Yesterday was a sad day. It was the first scheduled yard waste pickup of 2014. This meant that driveways and back alleys were littered with discarded Christmas trees. I first noticed the vast amount of forlorn greenery while I was walking to the library. Once I got back home, I grabbed my camera and went back out for a walk around the neighborhood. It was windy and chilly, but it wasn’t raining and I was bundled, so it was actually kinda nice. Although I could still make out quite a few trees inside people’s houses through sliding doors and bay windows, I encountered more than 30 trees waiting for the woodchipper on my short walk (~a mile). Abandoned Christmas trees strike me as being particularly poignant, so I took some pictures.

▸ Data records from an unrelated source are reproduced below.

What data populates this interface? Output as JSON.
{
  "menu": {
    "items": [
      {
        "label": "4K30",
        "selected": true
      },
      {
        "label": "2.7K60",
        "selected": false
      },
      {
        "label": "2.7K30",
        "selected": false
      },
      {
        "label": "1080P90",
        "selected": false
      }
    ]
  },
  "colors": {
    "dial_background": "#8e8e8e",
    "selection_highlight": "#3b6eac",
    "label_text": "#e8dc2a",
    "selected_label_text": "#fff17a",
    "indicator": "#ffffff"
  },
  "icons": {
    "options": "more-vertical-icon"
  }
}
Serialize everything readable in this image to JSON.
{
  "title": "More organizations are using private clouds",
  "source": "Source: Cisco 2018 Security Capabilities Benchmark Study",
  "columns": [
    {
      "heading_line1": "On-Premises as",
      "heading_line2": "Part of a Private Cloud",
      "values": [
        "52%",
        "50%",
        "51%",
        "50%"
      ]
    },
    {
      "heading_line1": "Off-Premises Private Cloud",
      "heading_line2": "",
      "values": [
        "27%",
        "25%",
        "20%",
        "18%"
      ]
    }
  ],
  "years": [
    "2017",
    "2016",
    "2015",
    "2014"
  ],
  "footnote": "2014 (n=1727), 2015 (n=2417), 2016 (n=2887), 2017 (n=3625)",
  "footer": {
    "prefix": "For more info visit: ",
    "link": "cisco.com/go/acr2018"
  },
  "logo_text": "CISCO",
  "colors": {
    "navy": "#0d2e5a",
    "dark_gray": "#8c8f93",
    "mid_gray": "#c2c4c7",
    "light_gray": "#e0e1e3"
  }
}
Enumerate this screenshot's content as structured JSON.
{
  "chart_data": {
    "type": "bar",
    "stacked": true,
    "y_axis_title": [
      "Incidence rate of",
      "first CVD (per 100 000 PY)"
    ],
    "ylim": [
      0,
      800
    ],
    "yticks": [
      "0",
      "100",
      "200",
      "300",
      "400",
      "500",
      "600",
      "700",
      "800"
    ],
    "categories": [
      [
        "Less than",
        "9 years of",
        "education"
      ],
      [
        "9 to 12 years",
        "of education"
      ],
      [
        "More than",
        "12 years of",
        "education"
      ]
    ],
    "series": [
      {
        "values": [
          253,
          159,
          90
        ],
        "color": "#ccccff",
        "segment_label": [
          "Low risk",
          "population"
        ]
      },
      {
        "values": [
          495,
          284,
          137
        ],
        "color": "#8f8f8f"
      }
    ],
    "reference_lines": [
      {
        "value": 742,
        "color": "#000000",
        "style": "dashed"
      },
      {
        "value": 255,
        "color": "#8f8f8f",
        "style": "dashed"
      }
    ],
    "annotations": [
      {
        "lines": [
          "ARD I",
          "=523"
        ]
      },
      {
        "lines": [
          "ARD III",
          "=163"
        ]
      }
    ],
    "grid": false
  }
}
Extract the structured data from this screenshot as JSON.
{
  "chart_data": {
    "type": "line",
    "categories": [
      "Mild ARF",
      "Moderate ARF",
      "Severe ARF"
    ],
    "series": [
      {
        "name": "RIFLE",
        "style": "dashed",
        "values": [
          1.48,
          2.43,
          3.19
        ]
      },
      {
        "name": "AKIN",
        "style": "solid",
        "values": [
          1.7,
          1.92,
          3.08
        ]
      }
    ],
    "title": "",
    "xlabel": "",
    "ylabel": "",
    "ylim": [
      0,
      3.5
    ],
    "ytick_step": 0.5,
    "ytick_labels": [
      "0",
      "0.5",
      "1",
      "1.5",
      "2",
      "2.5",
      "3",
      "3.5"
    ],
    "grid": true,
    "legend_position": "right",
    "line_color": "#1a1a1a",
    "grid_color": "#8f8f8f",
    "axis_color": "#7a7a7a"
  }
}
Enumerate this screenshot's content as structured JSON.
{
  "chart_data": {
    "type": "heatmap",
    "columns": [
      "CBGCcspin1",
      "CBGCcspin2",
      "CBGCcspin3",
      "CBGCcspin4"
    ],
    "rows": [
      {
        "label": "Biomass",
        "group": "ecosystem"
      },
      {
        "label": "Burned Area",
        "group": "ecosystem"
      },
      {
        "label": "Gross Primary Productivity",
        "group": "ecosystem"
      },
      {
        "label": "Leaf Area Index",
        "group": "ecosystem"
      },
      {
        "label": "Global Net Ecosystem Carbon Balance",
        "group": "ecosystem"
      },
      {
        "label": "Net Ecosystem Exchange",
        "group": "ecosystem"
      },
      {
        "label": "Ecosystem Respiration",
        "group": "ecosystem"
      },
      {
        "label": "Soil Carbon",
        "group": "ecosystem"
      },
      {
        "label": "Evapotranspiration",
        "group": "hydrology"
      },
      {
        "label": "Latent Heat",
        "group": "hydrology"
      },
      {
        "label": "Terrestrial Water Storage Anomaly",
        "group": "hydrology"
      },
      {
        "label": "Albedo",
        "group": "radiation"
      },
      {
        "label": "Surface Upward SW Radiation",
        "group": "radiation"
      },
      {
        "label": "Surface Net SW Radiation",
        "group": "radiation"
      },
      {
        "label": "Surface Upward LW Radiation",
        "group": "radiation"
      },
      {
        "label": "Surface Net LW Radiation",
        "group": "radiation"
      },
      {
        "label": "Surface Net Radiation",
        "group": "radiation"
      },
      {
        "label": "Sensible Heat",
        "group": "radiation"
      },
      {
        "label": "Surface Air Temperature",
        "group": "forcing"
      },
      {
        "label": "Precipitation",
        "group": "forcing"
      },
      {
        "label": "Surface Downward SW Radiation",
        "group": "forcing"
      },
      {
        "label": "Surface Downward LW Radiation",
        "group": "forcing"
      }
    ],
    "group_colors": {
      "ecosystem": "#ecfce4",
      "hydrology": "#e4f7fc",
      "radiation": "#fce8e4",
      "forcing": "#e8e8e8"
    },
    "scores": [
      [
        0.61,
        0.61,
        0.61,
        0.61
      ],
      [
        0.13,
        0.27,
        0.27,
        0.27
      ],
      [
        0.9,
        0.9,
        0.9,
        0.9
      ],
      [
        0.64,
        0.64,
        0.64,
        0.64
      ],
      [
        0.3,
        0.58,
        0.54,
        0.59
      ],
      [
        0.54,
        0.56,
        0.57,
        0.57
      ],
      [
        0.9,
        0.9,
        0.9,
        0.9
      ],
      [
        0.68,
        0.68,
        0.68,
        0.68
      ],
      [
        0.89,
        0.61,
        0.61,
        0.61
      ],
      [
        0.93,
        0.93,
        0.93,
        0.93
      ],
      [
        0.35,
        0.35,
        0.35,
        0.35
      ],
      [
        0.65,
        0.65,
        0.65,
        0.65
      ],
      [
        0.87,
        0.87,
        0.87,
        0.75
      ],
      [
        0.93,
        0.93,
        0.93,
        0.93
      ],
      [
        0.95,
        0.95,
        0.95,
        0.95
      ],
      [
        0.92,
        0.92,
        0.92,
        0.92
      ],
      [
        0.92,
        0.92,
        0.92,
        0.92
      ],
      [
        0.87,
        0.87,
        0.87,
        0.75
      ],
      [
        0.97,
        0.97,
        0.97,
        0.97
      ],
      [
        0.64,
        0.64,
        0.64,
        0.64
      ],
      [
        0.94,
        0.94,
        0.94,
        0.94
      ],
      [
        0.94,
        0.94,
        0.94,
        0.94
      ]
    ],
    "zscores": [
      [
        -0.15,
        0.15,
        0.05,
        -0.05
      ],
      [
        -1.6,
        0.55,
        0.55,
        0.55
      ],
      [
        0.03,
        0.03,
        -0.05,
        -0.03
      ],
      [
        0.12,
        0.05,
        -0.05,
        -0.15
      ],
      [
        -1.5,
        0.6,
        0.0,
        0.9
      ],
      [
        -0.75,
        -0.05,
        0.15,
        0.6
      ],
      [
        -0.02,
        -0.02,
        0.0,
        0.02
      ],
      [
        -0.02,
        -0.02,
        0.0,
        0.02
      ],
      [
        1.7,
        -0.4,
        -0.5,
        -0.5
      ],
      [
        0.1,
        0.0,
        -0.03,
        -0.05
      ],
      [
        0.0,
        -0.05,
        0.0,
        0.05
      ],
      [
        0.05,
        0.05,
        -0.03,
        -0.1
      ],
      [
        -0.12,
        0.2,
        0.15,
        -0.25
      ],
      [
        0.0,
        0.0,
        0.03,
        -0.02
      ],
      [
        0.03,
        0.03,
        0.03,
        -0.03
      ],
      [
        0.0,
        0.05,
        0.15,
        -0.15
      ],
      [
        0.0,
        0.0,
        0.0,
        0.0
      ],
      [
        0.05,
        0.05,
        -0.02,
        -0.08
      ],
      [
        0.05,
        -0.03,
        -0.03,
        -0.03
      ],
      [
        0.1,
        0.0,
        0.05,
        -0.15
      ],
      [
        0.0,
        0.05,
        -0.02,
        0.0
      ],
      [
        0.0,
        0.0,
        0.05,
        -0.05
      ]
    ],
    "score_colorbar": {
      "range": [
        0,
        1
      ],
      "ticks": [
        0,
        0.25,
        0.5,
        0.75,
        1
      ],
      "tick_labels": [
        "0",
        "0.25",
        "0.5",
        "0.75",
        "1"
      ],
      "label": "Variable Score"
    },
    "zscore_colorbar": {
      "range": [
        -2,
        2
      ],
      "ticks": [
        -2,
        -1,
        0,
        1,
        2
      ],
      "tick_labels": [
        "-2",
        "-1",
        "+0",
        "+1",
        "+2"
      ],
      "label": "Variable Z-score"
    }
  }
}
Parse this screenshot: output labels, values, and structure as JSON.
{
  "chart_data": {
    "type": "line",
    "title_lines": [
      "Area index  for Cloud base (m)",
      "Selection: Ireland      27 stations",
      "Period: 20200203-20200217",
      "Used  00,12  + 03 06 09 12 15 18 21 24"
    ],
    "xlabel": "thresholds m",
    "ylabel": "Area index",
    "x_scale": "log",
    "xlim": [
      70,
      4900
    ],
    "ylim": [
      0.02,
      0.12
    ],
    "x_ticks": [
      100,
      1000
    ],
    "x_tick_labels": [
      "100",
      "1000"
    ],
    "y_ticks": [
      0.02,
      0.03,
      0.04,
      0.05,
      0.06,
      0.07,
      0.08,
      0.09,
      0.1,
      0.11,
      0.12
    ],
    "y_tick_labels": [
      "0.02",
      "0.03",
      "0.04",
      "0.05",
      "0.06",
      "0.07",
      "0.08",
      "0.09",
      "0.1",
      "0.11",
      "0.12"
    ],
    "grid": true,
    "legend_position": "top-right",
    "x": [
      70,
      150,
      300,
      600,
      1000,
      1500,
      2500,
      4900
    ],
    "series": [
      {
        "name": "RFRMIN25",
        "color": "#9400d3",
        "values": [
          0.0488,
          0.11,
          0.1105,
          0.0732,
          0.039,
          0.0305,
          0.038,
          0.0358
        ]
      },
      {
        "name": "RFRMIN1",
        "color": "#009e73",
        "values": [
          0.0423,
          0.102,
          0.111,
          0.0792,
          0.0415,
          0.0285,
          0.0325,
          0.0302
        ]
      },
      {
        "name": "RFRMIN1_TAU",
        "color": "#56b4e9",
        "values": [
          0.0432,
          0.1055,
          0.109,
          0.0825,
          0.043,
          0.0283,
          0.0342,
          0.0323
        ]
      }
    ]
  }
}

Seeing something that was enthusiastically celebrated just a few days before tossed out into the gutter without ceremony is a somewhat sobering reminder that things can go from great to not so great very quickly. I understand that it is completely silly for me to feel bad for these trees, but I can’t help it. I also realize that real trees are much better than artificial ones in all of the ways. (Real trees 1. SMELL SO GOOD and are 2. renewable resources which 3. help support local farmers and 4. are environmentally friendly in that they 5. sequester carbon while growing and 6. biodegrade once they are discarded. Artificial trees are the antithesis of real trees. Think twice before buying an artificial tree!) It just kinda sucks that we tend to get rid of our Christmas trees without a second thought.
One year when I was little our family moved house just a few days before Christmas. We didn’t have a chance to find a cut-your-own Christmas tree lot like we normally did. Instead, we ended up buying a smallish live tree (maybe 4 or 5 feet tall) from some nursery. We stuck it in the middle of our living room in a big pot, burlap-wrapped rootball and all, and surrounded it with presents. The day after Christmas (or whenever the ground thawed enough to dig a hole), we took it outside and planted it in the backyard. I lived in that house for more than seven years and I was able to see that Christmas tree just about every day. It was a special. I’m really glad that my family did that. Maybe it’s because I was seven years old that year (which is pretty much the best age for squeezing the maximum joy out of Christmas), but that Christmas is the one that I remember the most fondly/vividly. Using a live Christmas tree and then planting it after the holidays is absolutely something that I look forward to doing again in the future.
Christmas trees in January engender as much reverence as a cracked tea kettle.